Go Deeper: Resources for hitting zero waste
Implementing a food waste system or improving efforts can seem daunting, especially with the demands of everyday operations. But for every dollar spent on food waste reduction, restaurants can see an average of $8 in savings, according to the World Institutes Group.
Here are some resources to help:
Rescuing Leftover Cuisine, which brings surplus food from foodservice to homeless shelters, has branches in Atlanta, Chicago, Dallas, New York City and Columbus, Ohio, as well as in Massachusetts, New Jersey and Rhode Island. Restaurants in cities without a chapter can help form their own.
Restaurants donate excess food to Rethink which then prepares meals to alleviate food insecurity. Branches are in New York City, San Francisco, Chicago, Nashville, Washington, D.C. and Miami.
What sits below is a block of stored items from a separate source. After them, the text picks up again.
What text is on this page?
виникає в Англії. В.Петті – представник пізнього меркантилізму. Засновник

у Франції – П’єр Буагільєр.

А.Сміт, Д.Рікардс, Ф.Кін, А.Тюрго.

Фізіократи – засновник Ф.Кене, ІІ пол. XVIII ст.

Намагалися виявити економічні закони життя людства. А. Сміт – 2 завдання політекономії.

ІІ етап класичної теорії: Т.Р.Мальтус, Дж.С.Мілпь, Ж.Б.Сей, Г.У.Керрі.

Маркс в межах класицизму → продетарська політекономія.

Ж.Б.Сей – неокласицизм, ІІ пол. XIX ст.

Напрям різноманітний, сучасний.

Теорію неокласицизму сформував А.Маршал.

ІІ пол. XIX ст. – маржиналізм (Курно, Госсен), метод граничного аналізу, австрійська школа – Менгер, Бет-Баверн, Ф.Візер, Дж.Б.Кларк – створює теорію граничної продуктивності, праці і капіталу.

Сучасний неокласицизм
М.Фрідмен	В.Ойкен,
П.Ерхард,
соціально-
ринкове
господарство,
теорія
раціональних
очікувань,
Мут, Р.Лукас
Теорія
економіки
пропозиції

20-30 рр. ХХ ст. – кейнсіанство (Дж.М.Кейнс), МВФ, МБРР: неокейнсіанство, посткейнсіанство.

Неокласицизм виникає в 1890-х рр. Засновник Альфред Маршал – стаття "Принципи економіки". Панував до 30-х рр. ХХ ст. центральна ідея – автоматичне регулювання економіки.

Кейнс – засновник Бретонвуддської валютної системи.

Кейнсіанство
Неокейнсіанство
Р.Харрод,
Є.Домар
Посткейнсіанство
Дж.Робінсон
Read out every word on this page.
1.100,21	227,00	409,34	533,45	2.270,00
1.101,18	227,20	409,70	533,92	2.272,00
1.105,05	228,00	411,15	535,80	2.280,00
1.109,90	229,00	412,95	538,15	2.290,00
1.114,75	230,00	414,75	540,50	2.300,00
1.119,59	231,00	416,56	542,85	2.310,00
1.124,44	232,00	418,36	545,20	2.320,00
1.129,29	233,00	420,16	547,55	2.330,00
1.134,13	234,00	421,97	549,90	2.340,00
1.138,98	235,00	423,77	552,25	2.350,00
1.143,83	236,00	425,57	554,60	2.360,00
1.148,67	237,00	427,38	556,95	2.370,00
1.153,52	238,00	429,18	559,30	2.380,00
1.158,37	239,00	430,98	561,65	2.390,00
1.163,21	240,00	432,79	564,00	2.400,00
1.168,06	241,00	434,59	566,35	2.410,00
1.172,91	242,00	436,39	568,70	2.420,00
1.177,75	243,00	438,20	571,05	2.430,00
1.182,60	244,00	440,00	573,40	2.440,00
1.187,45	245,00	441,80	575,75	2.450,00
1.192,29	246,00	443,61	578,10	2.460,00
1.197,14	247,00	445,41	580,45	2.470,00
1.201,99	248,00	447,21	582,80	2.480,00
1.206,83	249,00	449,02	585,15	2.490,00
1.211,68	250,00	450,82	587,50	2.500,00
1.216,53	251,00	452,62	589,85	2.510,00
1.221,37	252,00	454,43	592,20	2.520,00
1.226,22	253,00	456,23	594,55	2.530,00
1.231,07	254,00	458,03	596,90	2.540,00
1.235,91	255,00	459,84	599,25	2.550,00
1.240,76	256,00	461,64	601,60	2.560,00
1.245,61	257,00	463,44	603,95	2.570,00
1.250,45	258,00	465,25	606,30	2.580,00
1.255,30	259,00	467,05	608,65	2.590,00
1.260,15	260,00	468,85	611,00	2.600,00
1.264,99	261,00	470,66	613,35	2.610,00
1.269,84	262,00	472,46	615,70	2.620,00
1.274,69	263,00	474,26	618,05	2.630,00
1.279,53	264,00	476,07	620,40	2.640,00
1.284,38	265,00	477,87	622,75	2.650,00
GreenPlaces provides restaurants insight into emissions, along with guidance to reduce their climate impact in a way that’s simple and easy to implement.
Foodprint Group helps restaurants and hospitality organizations examine waste streams to implement zero waste procedures.
The EPA’s Food Recovery Challenge provides resources for avoiding and diverting food waste, and also recognizes businesses for their efforts.
The Natural Resources Defense Council (NRDC) provides tools for restaurants to perform waste audits, track waste and promote their efforts to guests.